Puisque les dés sont tombés du bon côté, je continuerai à aligner des phrases ici et ailleurs. Comme si de rien n'était ? Est-ce possible ? On reconnaît la convalescence à ce que les lectures y redonnent le goût des questionnements extra-médicaux. Comment expliquer, par exemple, que l'attentat du 11 septembre ait valu aux Etats-Unis un tel regain d'acrimonie sous la compassion ? Que l'antiaméricanisme français date d'un antimachinisme séculaire et souvent droitier, comme le rappelle Philippe Roger (L'Ennemi américain, Seuil), ou qu'il masque un antilibéralisme postgauchiste, comme le démontre Jean-François Revel (L'Obsession antiaméricaine, Plon), c'est un fait que, de Bernanos à de Gaulle ou de Jean Cau à José Bové, nous nous acharnons, de longue date et de tous bords, à dénoncer l'impérialisme yankee. Pourquoi cette spécialité nationale ? "Par dépit de ne plus jouer le même rôle", m'expliquait un des membres de la délégation des Etats-Unis à Porto Alegre (la plus nombreuse, par inquiétude de l'hégémonie américaine plus que par délire anticapitaliste).

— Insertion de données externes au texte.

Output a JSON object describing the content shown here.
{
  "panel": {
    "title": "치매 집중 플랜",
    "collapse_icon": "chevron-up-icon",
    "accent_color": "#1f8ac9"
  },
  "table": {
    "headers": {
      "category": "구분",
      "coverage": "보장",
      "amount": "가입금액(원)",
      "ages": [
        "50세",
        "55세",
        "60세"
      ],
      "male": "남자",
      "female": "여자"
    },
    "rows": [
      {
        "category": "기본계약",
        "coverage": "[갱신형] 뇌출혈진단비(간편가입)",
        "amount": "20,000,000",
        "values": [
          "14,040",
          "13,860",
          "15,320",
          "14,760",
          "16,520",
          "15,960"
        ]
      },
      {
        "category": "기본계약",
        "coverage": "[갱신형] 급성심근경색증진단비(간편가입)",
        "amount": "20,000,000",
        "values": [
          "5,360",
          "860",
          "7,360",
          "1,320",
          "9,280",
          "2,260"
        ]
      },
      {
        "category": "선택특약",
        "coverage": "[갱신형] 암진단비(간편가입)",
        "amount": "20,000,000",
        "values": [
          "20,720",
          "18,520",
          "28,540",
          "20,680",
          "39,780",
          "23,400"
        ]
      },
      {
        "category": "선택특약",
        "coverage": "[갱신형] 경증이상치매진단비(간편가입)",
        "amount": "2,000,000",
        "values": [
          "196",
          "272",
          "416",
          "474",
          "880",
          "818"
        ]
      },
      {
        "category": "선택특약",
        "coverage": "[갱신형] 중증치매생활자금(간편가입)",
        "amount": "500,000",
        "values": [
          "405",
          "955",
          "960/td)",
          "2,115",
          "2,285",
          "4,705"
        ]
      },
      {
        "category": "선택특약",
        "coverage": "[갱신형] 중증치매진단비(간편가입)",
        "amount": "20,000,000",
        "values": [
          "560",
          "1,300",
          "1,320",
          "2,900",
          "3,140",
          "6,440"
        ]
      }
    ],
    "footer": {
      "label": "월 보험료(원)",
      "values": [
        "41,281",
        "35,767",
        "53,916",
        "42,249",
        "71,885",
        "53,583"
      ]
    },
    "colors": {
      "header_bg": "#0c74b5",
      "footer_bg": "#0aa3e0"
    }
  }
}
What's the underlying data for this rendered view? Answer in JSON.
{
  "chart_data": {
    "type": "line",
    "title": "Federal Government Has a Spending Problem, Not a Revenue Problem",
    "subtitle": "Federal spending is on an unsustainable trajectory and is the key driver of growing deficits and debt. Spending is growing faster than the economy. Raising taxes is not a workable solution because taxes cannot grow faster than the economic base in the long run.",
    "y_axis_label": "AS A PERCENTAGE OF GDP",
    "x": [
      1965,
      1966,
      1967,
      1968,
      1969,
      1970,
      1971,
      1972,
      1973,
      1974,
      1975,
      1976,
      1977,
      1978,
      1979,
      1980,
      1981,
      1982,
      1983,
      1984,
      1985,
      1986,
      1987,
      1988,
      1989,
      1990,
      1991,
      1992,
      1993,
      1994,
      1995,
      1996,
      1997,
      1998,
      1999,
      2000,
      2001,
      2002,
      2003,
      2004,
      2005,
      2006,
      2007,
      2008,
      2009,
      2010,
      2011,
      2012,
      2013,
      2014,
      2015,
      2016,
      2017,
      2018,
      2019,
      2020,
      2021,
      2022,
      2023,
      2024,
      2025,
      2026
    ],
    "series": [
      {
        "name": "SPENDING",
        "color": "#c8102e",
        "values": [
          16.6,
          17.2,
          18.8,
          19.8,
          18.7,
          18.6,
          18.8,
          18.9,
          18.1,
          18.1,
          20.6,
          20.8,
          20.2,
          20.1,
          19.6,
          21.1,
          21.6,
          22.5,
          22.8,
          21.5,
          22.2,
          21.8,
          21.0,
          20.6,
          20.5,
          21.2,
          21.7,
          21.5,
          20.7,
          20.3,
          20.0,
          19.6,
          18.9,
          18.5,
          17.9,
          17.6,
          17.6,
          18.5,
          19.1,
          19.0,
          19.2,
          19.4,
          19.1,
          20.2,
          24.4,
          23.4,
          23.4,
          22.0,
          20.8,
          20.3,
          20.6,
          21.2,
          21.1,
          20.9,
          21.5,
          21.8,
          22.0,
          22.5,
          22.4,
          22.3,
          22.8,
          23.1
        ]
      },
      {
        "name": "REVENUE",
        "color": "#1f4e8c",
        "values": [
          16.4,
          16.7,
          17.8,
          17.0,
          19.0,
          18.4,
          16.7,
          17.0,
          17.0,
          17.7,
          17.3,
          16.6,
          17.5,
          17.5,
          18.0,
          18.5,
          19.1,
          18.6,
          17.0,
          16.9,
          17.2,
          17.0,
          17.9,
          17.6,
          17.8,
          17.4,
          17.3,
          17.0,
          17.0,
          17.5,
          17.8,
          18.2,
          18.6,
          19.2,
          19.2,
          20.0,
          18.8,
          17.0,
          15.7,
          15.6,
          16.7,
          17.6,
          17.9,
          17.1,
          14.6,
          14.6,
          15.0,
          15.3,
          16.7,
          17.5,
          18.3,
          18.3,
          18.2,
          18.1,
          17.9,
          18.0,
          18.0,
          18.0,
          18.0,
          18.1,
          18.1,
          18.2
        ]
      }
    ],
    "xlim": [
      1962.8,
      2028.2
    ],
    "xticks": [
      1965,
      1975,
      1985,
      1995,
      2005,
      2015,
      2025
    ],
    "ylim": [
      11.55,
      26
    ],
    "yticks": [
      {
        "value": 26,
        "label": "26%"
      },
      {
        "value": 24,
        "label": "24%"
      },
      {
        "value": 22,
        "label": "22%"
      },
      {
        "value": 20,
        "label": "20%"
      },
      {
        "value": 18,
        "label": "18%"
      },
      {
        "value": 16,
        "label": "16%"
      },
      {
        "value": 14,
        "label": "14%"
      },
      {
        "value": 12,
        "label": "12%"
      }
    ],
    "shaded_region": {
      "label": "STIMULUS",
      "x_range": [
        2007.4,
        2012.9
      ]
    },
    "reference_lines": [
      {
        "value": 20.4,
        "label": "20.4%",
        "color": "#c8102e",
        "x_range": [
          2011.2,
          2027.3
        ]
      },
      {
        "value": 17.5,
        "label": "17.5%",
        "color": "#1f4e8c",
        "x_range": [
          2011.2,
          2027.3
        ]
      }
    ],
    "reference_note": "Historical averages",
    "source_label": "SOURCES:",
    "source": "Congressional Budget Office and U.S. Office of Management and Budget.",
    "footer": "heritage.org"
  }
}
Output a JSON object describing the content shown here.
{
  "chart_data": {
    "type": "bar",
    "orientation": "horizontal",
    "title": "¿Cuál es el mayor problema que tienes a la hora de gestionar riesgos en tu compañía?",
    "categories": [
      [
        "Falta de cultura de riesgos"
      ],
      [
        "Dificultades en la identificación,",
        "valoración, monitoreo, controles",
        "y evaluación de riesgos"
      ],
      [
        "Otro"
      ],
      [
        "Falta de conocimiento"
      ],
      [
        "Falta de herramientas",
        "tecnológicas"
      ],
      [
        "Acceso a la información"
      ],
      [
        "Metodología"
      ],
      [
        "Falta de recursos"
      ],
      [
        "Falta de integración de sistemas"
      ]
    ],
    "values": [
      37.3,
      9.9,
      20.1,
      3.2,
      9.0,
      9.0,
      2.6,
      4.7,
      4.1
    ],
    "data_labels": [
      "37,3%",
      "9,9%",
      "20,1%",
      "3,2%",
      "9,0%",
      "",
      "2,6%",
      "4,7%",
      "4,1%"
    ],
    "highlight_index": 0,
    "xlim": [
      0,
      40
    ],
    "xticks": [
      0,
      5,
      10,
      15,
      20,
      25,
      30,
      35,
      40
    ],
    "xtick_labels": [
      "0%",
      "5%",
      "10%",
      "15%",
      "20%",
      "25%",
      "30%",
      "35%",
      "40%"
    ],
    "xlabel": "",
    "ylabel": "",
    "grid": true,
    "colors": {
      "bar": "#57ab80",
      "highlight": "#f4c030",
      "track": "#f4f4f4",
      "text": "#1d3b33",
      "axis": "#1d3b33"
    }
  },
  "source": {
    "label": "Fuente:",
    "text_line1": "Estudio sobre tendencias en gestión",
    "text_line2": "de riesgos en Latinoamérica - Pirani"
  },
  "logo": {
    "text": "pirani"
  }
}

Autre interrogation, à feuilleter quelques romans de la rentrée : le narcissisme et l'hédonisme des auteurs y sont poussés jusqu'à l'obsession de s'affirmer supérieurs en tout à leurs contemporains. Les plus grands romans du passé sont-ils nés d'une telle hantise égotiste ? La relecture des Cerfs-volants de Romain Gary (Folio) et du Ravelstein de Bellow prouverait plutôt que les auteurs de fictions ont gagné à s'oublier - ou du moins à faire semblant...

Reste qu'il y aurait de la comédie à parler de choses et d'autres en faisant semblant de négliger une actualité personnelle qui me fut, qu'on m'en excuse !, quelque peu capitale. Au moment de poursuivre cette chronique à la date annoncée, il m'est impossible de taire l'admiration et la gratitude qui m'ont envahi pour tous ceux qui ont sauvé ma vie cet été, et qui continuent à sauver d'autres vies par centaines, nuit après nuit. C'est grâce à l'Assistance publique, à l'hôpital de la Pitié-Salpêtrière et à Broussais, grâce au professeur Gandjbakhch et aux soignants de tous grades que je peux reprendre ici un brin de causette auquel je ne croyais pas tenir autant.

La crainte de manquer ce rendez-vous avec vous n'était pas absente de mes insomnies, tandis que mon pouls hoquetait dans le noir, hésitant comme la roulette des casinos ; vous savez, ce moment où la boule tournoie autour des alvéoles de buis avant de retomber, par on ne sait quel caprice - quel remords, dirait-on -, au creux du chiffre gagnant qu'elle semblait éviter jusque-là, et qu'on n'attendait plus.